Suddenly there was a flurry of activity in the cloakroom, as pupils scattered like a shoal of fish when a great white suddenly cuts through the dark waters. Celia kept her back to the exodus and continued zipping up her bag that was on the bench. Her mind was racing, desperately trying to work out her next move.
“Hey, Frost, you freak!”
She could feel him moving in on her. The fumes from his paint-stripper aftershave clogged up the air.
Celia was aware of her body beginning to tremble. Don’t show fear. Don’t show fear, she repeated over and over in her head. She knew that any sign of distress would only excite a sadist like Jenkins. She steadied herself and turned to face him. The room was now completely empty apart from her and her tormentor.
Max Jenkins was tall and powerfully built, but once Celia straightened up her shoulders, she stood level with him. She met his stare, trying to appear unperturbed, but her owl-round eyes, framed by a thicket of lashes, always made her look slightly startled. She convinced herself that someone would have gone to get a teacher, so she decided that she just had to keep him calm and at bay until help arrived.
“You think you can do that to me?” His voice was a low rumble; a volcano on the verge of erupting. “What you did wasn’t very nice, was it? You’ve hurt my feelings. People can’t seem to appreciate this, but I’m a very sensitive person. I’m just misunderstood.” He cocked his head to
one side and pouted mockingly.
“Yeah. I’m sure Hitler felt the same,” she blurted out, regretting the words as soon as they left her mouth. But Jenkins only gave a hollow laugh.
“Well, Freaky, aren’t you full of surprises? First your little stunt in class and now an attempt at sarcasm. You obviously don’t take me seriously. Perhaps I’ve been too kind to you – but I’m about to put that right. You see, you’ve given me no choice. I now have a duty to teach you a lesson. I have a reputation to maintain. People have got to be shown that anyone who takes me on will be punished. So I’ve been wondering what would really make an impression on you.”

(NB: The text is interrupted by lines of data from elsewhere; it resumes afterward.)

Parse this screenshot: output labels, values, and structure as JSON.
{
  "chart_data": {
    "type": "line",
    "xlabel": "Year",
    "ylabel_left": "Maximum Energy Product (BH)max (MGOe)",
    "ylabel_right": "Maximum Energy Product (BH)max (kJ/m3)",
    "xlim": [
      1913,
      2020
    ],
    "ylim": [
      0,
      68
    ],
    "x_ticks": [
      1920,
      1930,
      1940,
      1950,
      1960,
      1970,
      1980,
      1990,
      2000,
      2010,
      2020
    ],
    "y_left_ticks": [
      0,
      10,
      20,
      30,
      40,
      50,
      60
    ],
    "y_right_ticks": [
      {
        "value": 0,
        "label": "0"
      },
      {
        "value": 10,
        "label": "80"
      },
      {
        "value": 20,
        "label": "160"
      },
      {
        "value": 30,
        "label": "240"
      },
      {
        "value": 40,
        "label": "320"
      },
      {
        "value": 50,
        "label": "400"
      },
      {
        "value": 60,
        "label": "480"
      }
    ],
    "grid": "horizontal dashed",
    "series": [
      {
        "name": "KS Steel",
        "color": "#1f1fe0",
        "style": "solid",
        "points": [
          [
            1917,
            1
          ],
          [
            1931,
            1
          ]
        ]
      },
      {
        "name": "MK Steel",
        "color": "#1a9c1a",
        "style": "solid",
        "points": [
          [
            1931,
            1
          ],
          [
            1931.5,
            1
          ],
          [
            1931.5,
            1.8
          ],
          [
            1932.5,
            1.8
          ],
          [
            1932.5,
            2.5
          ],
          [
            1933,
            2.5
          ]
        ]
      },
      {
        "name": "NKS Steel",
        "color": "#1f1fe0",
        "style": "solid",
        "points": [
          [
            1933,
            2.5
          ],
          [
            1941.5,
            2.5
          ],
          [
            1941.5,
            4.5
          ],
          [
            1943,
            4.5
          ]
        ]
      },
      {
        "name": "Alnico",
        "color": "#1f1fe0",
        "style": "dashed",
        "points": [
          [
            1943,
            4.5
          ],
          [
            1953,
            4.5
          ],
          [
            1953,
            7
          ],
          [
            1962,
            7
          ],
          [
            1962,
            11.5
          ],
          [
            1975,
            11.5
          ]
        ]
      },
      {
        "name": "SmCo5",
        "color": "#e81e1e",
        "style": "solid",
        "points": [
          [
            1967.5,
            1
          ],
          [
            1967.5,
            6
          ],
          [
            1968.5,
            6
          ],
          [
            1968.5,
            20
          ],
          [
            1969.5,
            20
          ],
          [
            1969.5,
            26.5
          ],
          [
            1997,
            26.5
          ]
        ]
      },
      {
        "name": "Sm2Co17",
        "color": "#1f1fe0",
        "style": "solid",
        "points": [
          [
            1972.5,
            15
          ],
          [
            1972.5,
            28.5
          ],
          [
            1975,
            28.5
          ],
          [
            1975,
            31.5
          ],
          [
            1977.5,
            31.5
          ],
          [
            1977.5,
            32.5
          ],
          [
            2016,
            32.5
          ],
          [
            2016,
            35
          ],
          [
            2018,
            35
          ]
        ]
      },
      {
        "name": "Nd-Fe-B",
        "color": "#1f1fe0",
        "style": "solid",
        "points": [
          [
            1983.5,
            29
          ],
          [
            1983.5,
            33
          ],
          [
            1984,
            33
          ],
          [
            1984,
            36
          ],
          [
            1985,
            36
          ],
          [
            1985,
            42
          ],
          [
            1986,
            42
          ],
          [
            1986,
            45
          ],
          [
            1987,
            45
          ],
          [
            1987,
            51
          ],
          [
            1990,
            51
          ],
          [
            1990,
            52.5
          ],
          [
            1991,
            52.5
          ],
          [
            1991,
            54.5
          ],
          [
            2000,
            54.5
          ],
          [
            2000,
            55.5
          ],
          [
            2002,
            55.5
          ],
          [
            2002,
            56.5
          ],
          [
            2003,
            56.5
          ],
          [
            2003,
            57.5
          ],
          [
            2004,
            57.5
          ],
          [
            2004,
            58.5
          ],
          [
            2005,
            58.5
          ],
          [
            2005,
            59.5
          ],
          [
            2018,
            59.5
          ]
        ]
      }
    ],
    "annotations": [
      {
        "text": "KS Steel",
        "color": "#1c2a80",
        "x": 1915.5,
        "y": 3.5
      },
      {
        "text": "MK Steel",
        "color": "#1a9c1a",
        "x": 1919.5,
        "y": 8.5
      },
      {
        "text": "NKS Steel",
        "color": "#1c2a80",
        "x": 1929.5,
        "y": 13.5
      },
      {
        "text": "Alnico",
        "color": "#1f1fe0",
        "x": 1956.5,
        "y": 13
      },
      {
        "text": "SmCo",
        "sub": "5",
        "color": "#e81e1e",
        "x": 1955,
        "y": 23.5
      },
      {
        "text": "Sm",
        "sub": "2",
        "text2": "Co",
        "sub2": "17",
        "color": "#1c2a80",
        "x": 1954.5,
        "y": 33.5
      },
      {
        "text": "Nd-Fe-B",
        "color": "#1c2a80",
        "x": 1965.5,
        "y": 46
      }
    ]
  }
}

He paused and put his forefinger and middle finger together. He pressed them against the base of her neck, before moving them lingeringly up her face, tracing them over her sharp chin, across her thick gash of a mouth and climbing along her broad nose. They came to rest in the middle of her forehead, where Jenkins flicked up his thumb to form a gun and said, in a slow, deep whisper, “Bang! Bang!”
Celia blinked as his fingers jabbed into her forehead, her flesh crawling, but she remained composed. Her lack of response disappointed him, but he was far from finished.
“I’ve decided that your punishment should benefit the whole school. You must know that we’ve all been dying to see what would happen if your freaky body got sliced.”
At these words, panic shot through her. She pushed past him. “You’re going to let me go now. I’m going to walk out of here and I promise not to tell anyone what you’ve just said, okay?” she said firmly.
But as she quickened her pace towards the door, he grabbed her and dragged her back, pinning her against the coat rack.
“Get off me. You’ve had your fun,” she shouted, struggling against the weight of his leaning body.
“Who said anything about fun? I’m undertaking a serious scientific experiment here, but, of course, to do that I need my implements.” With this, he reached into his trouser pocket and pulled out a small, red-handled penknife. She recoiled as Jenkins prised out the shiny, silver blade and without warning sliced it across his thumb. He winced as blood immediately sprang from the short, narrow cut.